In this regard, Wario’s tenure at the ministry saw a strategic revamping of institutions of culture and memory, including the whole Department of Culture, the Kenya Cultural Centre, and the National Archives and Documentation Services that, among other things, is the custodian of cultural and artistic artefacts of great historical and heritage value to the country. For example, the art collections associated with former Vice President Joseph Murumbi were curated and placed at an exhibition during Wario’s tenure; the Kenya National Library Services broadened its network and spruced up the facilities available, and the Kenya Film Commission partnered with players in other line ministries and academia to launch the annual schools, colleges and universities film festival as a filmic variant of the more established Kenya Schools and Colleges Drama Festival.

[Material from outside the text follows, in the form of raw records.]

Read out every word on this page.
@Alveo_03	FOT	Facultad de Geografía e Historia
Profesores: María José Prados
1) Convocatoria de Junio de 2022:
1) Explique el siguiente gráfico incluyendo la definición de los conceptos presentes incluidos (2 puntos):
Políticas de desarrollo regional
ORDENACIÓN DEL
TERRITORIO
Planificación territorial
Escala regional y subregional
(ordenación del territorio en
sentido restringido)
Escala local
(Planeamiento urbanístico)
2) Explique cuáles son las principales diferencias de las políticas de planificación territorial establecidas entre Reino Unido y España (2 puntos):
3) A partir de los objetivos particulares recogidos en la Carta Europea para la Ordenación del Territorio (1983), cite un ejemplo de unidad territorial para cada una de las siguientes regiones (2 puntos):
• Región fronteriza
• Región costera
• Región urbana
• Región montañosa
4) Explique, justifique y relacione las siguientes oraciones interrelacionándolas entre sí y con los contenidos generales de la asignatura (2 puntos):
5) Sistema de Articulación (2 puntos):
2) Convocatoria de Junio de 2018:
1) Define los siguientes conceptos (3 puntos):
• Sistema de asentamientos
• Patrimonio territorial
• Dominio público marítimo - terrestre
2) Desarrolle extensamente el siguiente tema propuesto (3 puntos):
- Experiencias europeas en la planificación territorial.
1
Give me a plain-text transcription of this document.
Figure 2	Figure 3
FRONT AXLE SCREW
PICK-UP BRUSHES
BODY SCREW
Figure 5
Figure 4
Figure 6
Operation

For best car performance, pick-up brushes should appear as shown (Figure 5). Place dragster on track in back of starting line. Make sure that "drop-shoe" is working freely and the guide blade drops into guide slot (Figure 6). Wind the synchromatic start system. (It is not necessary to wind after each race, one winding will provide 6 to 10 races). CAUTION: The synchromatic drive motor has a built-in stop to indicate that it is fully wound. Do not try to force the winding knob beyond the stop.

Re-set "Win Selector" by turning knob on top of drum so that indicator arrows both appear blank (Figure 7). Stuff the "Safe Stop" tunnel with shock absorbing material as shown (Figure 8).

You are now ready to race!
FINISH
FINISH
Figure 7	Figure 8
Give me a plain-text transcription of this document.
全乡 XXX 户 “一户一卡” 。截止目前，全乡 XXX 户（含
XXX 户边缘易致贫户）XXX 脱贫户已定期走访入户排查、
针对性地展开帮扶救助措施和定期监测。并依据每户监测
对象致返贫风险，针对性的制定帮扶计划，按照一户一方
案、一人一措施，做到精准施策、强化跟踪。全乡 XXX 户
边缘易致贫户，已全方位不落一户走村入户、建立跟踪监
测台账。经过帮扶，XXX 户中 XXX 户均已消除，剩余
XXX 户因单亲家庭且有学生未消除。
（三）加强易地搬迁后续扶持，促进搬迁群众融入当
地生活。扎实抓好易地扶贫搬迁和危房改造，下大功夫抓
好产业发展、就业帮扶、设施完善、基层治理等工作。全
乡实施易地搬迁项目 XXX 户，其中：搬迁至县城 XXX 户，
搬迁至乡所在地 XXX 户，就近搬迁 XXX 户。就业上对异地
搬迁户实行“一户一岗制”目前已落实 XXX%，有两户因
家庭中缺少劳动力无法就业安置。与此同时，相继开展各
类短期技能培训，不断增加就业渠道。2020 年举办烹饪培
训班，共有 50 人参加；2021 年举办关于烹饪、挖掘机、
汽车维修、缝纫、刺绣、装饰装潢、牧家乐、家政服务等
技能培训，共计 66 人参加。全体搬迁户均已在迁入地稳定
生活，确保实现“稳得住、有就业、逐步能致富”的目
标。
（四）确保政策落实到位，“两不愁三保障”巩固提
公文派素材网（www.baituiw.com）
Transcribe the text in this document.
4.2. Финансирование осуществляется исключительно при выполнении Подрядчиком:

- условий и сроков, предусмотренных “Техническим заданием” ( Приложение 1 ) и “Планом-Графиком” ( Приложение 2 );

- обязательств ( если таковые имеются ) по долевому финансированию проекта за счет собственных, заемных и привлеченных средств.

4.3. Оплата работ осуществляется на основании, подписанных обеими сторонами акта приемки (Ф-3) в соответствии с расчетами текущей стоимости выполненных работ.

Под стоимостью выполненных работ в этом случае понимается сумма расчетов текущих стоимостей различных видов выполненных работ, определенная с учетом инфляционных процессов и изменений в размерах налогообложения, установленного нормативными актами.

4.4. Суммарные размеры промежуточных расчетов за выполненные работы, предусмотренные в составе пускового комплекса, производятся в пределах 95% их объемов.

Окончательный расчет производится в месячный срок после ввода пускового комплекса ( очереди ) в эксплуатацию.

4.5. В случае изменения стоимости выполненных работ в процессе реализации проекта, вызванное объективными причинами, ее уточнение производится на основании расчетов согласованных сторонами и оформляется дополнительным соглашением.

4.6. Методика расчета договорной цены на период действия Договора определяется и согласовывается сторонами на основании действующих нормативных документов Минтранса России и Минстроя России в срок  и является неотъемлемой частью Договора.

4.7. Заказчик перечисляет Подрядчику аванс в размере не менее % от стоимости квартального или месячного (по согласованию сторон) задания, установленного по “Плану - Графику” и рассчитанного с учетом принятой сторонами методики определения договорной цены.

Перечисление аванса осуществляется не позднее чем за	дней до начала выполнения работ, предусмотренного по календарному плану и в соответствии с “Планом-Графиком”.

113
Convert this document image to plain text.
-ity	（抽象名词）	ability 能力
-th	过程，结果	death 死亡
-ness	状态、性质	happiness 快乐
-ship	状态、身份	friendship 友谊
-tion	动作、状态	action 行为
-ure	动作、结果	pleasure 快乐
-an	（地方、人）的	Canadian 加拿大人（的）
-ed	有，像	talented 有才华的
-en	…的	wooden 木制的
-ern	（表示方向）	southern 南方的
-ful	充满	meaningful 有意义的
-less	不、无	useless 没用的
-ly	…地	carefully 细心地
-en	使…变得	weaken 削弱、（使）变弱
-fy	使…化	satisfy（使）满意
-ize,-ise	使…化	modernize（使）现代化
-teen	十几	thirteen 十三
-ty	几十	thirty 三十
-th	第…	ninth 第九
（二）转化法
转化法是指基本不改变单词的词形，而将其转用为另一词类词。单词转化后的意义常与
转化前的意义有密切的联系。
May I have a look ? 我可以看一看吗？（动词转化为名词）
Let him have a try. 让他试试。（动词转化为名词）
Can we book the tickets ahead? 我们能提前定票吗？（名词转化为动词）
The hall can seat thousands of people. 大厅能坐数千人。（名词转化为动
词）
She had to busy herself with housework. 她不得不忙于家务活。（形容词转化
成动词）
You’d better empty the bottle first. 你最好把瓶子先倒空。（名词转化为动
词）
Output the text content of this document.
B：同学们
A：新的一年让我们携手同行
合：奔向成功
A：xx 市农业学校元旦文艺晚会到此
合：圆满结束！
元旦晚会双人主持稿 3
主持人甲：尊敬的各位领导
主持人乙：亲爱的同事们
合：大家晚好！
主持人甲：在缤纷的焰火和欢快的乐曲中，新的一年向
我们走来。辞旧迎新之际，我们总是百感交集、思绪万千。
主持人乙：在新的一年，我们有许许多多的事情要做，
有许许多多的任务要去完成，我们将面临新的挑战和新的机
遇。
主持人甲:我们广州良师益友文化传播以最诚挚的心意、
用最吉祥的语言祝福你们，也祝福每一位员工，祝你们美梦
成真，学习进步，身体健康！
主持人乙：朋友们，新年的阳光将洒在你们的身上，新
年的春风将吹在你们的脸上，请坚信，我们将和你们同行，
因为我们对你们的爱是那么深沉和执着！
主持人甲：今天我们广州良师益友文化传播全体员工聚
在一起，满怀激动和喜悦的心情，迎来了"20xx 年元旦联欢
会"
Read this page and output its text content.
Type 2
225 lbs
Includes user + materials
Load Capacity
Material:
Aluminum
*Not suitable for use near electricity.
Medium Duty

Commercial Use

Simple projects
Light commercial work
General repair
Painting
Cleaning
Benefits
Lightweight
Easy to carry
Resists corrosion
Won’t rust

Other initiatives stood out, including the refurbishment of the Kenya National Theatre and its reintroduction to the national imaginary as the central space for cultural thought leadership and repository of creative memory; the broadening of collaborative networks to entrench film as part of Kenya’s creative cultures; and the involvement of the Kenya Film Committee in amplifying the opportunities within film for the youth and other Kenyans.
In all these, the traditional associations of this ministry with dreary activities of the everyday life gave way to more contemporaneous reckoning with topical issues of the day. This is how, as part of national debates on the question of our national values, some criticism arose targeting some of the regulatory interventions overseen by departments of government that are domiciled in the ministry.
For illustration, some people argued that the Kenya Film Classification Board and the National Cohesion and Integration Commission, which called out some artists for either indulging in hate speech or obscenities, were merely a decoy for the reintroduction of censorship, encroachment on the freedoms of expression, and an imposition on everyone an outdated form of morality upon a people more connected with the rest of the free world.
Other critics lamented that such agencies were merely playing to the political gallery of correctness while completely ignoring the creativity that went into these works, or being ignorant of how art works.
Whatever position one takes, it is clear that the mere merging of the ministry with aspects of arts and culture was a critical move in creating visibility for areas that had for long been subsumed in more established portfolios, such as education. Perhaps, it was the reification of these departments within the ministry that explains the phenomenal growth in the arts and how they dovetail into memory making, nation formation and the like.
The developments in the three priority areas of sports, culture and heritage, and of library and records, have been tremendous since Wario was appointed as CS in charge, and even after his departure to join the diplomatic service.